Talvez seja por isso que eu achava certas dinâmicas dentro do movimento
libertário tão desconcertantes. Não estou falando de diferenças
políticas reais, que são necessárias. Estou falando de brigas
intermináveis , guerras de ego, acertos de contas disfarçados de
princípios, capital social acumulado apontando o dedo para os outros e
conflitos pessoais artificialmente elevados à categoria de questões
políticas. Sempre vi a luta anarquista como incompatível com o ego. Não
porque nos falte orgulho, feridas ou desejo de reconhecimento. Temos
tudo isso. Mas uma ética militante deveria servir justamente para
colocar isso em seu devido lugar. Se afirmamos lutar por algo que nos
transcende, o projeto coletivo não pode ser sequestrado pelo narcisismo
de ninguém.
Não é por acaso que escolhi este título: "Os cães ladram ea caravana
passa" (entendo que é usado na Espanha). A expressão vem de um antigo
ditado árabe: mesmo que os cães ladrem, a caravana segue seu caminho. Em
outras palavras, existem provocações e críticas não construtivas que não
podem impedir o progresso. Sempre haverá ruído. Sempre haverá aqueles
que criticam, envenenam o ambiente ou precisam que todo projeto fracasse
para confirmar sua própria superioridade ou manter seu conforto. Devemos
ouvir as críticas quando forem válidas e reconhecer nossos próprios
erros, mas não podemos deixar que todo ruído se transforme em um medo
paralisante.
Em seu texto, Anarquismo Contra Anarquismo - Menos Complacência, Mais
Autocrítica, Rafael Viana da Silva aponta uma concepção errônea
generalizada dentro do movimento libertário que nos causou muitos danos:
equiparar a liberdade anarquista a "fazer o que bem entender" e a
autonomia individual ao relativismo ético. Liberdade sem
responsabilidade coletiva não produz ativismo libertário; produz
capricho, informalidade, personalismo e uma caricatura burguesa do
anarquista como alguém incapaz de manter acordos. A ética anarquista não
se demonstra pela coerência diária, mas sim pelo cumprimento dos
compromissos, não desaparecendo quando chega a hora de realizar uma
tarefa, não transformando toda crítica em um ataque pessoal, não usando
a assembleia como palco para o ego e não confundindo carisma com
legitimidade.
E aqui reside um dos nossos maiores problemas dentro do movimento: a
falta de autocrítica (com algumas exceções, claro) e a perpetuação de um
movimento que serve apenas a si mesmo. Somos os primeiros a detectar e
apontar contradições nos outros, mas temos dificuldade em examinar as
nossas próprias. Sabemos como emitir declarações mordazes contra outras
organizações, mas muitas vezes não sabemos como dizer: "Falhamos aqui,
fomos injustos aqui, agimos por orgulho aqui, confundimos uma ferida
pessoal com uma posição política aqui."
Um movimento libertário (e também revolucionário) sem autocrítica
apodrece por dentro. Pode ter uma retórica impecável e uma estética
combativa e atraente, mas se for incapaz de examinar suas práticas,
reconhecer seus erros e transformar sua dinâmica, acaba fazendo mais
marketing do que política.
Muitas vezes confundimos horizontalidade com falta de responsabilidade.
Como se organizar, avaliar, pedir explicações, cumprir tarefas ou manter
acordos fossem práticas autoritárias.
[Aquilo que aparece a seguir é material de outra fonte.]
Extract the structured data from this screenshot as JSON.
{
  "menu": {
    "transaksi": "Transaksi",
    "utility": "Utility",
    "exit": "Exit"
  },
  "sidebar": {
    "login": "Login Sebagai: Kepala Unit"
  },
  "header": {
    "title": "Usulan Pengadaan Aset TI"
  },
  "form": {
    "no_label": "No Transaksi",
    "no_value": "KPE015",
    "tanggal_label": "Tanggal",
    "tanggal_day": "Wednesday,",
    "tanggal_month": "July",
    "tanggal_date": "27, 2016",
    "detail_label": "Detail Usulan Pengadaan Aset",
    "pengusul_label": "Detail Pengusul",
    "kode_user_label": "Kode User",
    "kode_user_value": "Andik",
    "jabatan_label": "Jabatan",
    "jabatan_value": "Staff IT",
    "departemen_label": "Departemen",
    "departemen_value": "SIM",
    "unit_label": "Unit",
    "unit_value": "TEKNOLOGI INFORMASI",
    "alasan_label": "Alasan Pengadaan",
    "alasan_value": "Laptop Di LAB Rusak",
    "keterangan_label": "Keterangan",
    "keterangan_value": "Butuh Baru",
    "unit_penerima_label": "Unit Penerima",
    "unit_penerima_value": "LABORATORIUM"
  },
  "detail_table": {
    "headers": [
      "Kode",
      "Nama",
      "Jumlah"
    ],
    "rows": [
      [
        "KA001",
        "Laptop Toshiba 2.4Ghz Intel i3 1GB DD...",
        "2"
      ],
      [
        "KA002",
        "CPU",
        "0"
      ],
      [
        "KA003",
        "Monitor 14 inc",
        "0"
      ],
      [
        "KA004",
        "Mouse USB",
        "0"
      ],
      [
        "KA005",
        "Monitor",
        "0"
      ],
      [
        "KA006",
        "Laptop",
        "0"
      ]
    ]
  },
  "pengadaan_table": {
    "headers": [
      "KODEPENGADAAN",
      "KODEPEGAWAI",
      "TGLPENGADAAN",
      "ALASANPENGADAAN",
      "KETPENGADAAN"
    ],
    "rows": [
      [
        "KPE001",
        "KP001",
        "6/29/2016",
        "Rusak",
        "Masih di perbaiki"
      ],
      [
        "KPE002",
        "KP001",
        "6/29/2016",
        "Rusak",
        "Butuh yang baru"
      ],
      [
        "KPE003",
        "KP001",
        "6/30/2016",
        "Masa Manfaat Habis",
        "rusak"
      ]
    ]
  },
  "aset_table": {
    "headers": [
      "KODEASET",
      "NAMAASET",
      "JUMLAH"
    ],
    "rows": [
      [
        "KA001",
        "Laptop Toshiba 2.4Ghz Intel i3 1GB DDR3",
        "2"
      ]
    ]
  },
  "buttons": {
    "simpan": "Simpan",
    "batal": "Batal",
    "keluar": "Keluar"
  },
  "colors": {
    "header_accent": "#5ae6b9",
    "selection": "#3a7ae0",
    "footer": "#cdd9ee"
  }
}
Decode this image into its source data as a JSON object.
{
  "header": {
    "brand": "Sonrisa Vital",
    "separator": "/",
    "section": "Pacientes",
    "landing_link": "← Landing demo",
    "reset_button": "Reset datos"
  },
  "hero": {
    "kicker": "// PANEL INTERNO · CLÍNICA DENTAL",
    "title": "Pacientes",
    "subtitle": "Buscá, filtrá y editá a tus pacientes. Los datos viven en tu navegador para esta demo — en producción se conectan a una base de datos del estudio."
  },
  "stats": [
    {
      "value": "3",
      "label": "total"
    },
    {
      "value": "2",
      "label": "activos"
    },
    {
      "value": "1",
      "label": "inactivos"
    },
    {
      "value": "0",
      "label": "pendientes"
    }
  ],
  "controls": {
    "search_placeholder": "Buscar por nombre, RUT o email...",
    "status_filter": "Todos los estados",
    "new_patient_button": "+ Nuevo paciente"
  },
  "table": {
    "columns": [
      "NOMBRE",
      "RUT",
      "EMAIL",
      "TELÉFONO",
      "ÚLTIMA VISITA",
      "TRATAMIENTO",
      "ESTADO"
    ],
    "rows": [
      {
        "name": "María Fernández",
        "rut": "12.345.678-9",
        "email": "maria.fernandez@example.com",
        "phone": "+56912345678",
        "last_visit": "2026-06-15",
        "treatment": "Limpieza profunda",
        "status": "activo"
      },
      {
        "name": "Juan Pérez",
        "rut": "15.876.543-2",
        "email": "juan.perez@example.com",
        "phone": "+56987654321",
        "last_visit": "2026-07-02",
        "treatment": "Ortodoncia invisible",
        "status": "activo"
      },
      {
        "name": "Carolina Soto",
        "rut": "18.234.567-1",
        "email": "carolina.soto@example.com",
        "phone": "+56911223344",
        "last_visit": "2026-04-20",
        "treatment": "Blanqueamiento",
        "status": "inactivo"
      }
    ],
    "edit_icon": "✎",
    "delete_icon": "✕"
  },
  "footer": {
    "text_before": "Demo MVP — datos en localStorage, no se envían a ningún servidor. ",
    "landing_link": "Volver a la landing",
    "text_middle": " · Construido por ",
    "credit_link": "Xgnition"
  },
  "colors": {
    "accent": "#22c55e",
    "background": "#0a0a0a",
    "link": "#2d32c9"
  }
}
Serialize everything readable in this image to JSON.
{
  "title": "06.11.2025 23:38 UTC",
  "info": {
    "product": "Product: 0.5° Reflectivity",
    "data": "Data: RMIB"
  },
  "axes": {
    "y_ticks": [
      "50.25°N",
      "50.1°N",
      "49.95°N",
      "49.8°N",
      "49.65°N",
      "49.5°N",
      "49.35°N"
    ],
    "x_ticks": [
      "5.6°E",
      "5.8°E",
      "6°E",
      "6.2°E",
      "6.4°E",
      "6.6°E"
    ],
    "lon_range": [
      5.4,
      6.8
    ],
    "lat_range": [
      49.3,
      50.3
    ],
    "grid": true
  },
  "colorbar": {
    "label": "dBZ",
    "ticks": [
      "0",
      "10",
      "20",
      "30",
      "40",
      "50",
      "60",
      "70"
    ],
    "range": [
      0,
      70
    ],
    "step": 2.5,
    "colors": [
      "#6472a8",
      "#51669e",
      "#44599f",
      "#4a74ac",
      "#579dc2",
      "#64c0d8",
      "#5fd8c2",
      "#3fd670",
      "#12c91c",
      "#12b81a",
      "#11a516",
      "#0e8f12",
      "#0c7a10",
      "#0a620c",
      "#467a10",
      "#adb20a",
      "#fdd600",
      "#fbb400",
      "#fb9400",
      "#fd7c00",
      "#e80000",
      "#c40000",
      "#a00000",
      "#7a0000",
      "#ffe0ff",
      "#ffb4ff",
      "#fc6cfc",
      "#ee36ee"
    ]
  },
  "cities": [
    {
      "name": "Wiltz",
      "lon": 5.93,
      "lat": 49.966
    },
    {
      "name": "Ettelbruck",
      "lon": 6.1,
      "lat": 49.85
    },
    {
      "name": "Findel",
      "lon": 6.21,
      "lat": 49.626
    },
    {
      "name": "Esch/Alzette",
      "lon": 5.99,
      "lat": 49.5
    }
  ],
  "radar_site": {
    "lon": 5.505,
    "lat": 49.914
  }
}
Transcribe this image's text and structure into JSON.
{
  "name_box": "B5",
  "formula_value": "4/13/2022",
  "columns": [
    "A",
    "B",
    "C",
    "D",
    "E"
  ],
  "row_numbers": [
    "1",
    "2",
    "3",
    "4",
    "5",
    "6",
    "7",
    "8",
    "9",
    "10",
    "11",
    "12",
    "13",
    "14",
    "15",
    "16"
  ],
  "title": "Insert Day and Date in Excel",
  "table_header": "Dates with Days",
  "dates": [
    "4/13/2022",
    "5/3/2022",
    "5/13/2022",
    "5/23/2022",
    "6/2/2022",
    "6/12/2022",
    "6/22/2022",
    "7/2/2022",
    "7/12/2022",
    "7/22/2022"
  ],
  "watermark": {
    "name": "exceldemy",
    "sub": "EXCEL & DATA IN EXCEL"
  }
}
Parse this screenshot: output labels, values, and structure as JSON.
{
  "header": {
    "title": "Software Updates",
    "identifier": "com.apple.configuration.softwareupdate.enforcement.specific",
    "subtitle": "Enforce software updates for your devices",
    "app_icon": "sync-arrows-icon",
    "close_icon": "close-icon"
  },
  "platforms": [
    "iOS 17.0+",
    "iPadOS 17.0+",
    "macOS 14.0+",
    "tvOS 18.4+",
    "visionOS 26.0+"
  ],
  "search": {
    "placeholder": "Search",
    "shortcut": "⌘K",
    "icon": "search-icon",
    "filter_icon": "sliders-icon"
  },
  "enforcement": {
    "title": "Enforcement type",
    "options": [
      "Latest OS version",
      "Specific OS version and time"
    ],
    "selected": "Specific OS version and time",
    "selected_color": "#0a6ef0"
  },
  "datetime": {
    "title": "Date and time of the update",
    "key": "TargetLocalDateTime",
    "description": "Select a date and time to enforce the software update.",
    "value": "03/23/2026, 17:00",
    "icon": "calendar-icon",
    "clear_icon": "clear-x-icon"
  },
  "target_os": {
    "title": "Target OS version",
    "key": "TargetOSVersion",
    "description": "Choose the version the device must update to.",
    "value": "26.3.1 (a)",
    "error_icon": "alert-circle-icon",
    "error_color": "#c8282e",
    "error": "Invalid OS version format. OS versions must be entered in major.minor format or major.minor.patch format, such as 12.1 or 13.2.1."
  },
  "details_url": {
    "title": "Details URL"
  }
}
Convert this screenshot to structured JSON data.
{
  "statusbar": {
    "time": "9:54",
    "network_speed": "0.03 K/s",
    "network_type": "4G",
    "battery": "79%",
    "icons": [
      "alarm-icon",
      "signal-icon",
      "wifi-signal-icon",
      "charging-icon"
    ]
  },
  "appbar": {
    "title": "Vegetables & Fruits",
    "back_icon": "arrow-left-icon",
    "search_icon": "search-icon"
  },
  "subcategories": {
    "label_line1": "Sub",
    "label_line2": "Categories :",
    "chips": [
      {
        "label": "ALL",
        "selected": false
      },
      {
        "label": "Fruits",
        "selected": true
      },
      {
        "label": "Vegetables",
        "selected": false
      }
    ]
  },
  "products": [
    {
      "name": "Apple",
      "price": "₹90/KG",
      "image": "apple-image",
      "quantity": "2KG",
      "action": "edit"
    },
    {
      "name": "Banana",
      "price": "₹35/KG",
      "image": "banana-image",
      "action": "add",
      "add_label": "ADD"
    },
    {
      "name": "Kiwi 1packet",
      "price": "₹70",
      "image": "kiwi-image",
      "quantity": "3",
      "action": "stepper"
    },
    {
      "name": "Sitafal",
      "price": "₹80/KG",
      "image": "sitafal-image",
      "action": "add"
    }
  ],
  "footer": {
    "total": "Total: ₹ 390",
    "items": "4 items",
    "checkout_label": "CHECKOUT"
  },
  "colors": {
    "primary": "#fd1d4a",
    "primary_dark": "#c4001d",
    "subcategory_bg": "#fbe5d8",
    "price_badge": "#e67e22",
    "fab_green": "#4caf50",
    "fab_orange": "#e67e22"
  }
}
Não são! Por que seria autoritário
uma organização lembrar a todos do que foi acordado coletivamente?
Responsabilidade coletiva não é punição nem obediência cega. É
compreender que o bem comum só existe se alguém o sustentar. Que uma
assembleia não faz nada sozinha. Que uma organização não tem braços ou
liderança separados de seus membros. Que cada pessoa é responsável por
sua própria organização e por lutar por aquilo com que discorda. Se
ninguém assume a responsabilidade, a Ideia se torna mera retórica:
muitas palavras, pouca força. Isso me faz pensar se a crítica mais comum
dentro do anarquismo - de que há muita teoria, mas pouca prática - não
seria o fato de que nosso problema não é tanto o excesso de teoria, mas
sim práticas internas e externas deficientes...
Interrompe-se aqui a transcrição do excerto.